Of course, it’s also possible, if even more unlikely, that he just wants to continue to campaign on this idea because he perceives it as politically popular. Yes, there are polls that show that when people are asked should school start before or after Labor Day, they gravitate to the later. But then a curious thing happens. When people are given the responsibility of deciding school calendars (let’s call these people local “boards of education”), and they get all the facts — like how longer summers are harmful to learning; how snow days, government holidays, voting days and teacher training days have to fit the calendar; how parents like winter and spring breaks to be longer than two or three days; or how preparing for Advanced Placement testing (where students can earn college credit) is compromised by the later start — they will often choose a pre-Labor Day opening. Oh, that logic and reasoning, it’s a party-pooper.
Maryland school systems have already been moving to take advantage of the earlier opening in their proposed 2020-2021 calendars now that Mr. Hogan’s executive order no longer holds them back. The law didn’t require them to open early, they just saw the wisdom of it. The list includes Montgomery County, the state’s largest system. In an online survey, most of their parents support the choice.
But, seriously, do people really believe Mr. Hogan is so cynical that he’d want to make some big push for the post-Labor Day statewide mandate knowing it was DOA in the State House simply to fire up lightly-informed supporters? We used to think he did it just to curry favor with Comptroller Peter Franchot, his swing vote on the Board of Public Works who is an even more enthusiastic supporter of the idea and usually frames it in terms of getting teens to work temporary jobs in Ocean City beyond mid-August. But that relationship seems to have cooled a bit, likely because of Mr. Franchot’s reluctance to get on board Governor Hogan’s $11 billion I-270/Capital Beltway toll lanes plan. Or maybe because the comptroller, technically a Democrat, has designs on winning the Democratic primary for governor in 2022 and figures the buddy-buddy stuff doesn’t play well with primary voters.

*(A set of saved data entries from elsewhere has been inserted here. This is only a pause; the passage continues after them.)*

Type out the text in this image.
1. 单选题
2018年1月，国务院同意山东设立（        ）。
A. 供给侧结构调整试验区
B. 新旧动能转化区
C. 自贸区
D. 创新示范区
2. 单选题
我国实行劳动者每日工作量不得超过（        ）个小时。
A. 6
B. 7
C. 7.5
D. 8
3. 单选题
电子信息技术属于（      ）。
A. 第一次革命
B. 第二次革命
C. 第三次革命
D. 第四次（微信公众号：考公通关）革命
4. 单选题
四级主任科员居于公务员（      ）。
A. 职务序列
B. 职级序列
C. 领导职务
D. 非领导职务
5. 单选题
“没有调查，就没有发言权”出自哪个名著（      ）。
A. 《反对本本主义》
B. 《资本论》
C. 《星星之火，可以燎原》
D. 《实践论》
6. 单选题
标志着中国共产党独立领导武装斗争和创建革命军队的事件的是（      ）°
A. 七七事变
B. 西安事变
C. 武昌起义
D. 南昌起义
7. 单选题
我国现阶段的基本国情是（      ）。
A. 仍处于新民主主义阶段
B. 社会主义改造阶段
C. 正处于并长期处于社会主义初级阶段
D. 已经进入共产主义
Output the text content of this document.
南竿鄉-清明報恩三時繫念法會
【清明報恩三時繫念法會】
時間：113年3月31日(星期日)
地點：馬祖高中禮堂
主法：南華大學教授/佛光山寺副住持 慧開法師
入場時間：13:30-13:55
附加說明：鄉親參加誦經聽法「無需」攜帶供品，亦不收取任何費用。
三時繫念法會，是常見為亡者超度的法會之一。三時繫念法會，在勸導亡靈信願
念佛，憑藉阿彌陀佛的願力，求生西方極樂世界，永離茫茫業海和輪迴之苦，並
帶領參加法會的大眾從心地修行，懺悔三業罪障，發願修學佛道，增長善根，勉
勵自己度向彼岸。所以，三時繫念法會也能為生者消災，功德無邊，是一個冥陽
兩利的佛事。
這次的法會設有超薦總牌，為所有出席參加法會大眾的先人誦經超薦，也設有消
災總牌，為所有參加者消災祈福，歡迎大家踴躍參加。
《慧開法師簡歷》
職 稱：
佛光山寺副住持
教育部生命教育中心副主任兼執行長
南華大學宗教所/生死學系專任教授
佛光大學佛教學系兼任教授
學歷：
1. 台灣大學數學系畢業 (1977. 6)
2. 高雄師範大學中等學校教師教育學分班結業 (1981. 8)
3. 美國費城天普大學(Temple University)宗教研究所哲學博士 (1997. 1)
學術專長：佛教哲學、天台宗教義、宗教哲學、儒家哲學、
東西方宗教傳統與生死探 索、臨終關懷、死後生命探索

That leaves April Fools’ Day. One assumes in a couple of days the governor will drop the pretense, say something like “Surprise! Maryland April Fools’ two months early! Did you really think I meant it?” And then we can all get a good laugh and marvel at how anyone could possibly have believed that an issue that got spanked on the Senate and House floors less than one year ago was going to be magically resurrected because, well, just because.